Engine Engine #9 Melody

Engine, Engine #9 is always a staple in my elementary music classroom. I use it every year, but needed a refresh this year. Check out my first post about this song to see how we started and what we did with rhythm reading.

After doing the “Trains” with the Tubanos and rhythm cards we transferred this same process to solfege.

First I had to work with my students to find and play So-Mi patterns on their barred instruments.  I teach my 1st graders how to take off bars in a safe manner. This way we can set up the barred instruments with only the So and Mi bars and space around them. I think it is important to teach the students to do this not only because it gives them ownership, but it saves me SO MUCH TIME, setting up the instruments in different ways throughout the day.

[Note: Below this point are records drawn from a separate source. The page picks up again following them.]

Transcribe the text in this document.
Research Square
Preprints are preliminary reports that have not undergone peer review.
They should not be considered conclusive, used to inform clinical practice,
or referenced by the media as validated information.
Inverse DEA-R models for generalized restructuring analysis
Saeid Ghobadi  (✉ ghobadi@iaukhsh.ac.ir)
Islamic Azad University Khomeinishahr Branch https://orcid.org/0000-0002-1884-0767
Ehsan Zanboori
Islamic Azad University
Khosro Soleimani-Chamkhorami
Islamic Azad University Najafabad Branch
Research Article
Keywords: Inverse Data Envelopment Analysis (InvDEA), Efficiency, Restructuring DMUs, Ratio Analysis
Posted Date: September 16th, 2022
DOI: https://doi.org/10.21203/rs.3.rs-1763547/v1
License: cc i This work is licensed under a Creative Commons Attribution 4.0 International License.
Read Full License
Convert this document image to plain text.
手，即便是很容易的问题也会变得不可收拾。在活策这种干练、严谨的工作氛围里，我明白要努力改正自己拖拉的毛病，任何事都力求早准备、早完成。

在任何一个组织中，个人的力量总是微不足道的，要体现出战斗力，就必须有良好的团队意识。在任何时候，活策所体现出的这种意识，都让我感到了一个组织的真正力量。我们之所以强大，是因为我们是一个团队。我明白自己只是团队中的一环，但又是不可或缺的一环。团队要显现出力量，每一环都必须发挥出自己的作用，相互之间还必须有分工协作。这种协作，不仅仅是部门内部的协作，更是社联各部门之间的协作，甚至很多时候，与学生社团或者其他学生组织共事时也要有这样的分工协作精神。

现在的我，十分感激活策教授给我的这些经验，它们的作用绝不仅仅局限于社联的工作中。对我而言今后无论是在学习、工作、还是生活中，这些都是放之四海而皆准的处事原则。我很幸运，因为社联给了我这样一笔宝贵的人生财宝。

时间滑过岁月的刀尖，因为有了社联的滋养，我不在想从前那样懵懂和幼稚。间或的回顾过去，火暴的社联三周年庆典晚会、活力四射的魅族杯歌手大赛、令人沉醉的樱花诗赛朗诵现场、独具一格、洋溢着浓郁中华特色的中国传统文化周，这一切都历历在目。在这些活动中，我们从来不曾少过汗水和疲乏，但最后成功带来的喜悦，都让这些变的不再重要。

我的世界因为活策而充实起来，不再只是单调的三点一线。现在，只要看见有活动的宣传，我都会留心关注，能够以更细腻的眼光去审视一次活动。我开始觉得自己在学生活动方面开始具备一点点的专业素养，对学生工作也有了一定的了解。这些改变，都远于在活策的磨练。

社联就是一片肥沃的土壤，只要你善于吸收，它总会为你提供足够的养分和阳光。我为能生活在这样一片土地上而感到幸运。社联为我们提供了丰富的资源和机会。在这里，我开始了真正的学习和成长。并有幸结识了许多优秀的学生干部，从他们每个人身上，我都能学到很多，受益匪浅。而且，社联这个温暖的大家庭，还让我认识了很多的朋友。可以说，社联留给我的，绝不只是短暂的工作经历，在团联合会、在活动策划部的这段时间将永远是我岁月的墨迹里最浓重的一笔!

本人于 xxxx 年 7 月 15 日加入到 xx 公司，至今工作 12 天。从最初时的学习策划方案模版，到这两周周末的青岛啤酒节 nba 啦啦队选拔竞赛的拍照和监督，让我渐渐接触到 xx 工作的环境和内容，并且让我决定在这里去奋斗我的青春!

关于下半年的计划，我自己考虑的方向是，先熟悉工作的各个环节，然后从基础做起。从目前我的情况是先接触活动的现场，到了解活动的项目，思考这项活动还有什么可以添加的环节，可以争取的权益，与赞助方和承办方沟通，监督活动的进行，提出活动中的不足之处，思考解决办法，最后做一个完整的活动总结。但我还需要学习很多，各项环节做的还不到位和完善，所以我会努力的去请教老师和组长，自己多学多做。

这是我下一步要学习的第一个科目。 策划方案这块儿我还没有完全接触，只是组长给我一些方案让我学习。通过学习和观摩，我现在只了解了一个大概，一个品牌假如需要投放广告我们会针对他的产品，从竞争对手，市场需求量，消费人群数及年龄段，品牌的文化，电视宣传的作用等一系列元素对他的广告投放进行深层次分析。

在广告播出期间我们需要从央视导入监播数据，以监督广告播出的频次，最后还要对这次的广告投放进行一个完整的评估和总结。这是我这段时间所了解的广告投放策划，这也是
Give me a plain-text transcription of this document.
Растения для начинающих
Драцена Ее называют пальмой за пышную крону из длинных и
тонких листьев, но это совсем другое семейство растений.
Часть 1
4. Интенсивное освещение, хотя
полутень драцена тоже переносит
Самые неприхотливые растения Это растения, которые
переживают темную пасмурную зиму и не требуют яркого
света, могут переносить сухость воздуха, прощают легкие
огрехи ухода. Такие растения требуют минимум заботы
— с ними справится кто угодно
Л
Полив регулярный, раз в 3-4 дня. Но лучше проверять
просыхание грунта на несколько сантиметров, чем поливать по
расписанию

Once we set up the bars then we do a little warm up. The students echo me in both playing and saying: “G is So, So So So So So” or “E is Mi, Mi Mi Mi Mi Mi”. Not only is this a warm up for their bodies, it’s a warm up for their brains so they know what notes are each solfege. Then I have the students echo patterns after I play them. I work towards patterns that we be using in our activity as well.

That would be one whole day, just warming up and doing patterns at the barred instruments. The next day I would have the instruments spaced around the classroom like I did with my un-pitched percussion instruments. I am fortunate enough to have wheeled carts for my barred instruments in my classroom.  This makes it easy to move them around the room, and safe for the kids to move themselves around the instruments.  But, you can just as easily set up your instruments on the floor and have the students move extra careful around the instruments.

Then we sing Engine Engine as the students “train travel” around the room. The first person in the train then lands at a barred instrument. This student then will play the pattern on their barred instrument. After playing, they pass the mallets to the person behind them and then go to the end of the line. Repeat as many times as desired. I also have the students write their own patterns using white boards and dry erase markers.

This really helped keep my lessons fresh for me as the teacher, and also created more opportunities for my students to demonstrate their skills. Use and enjoy as needed!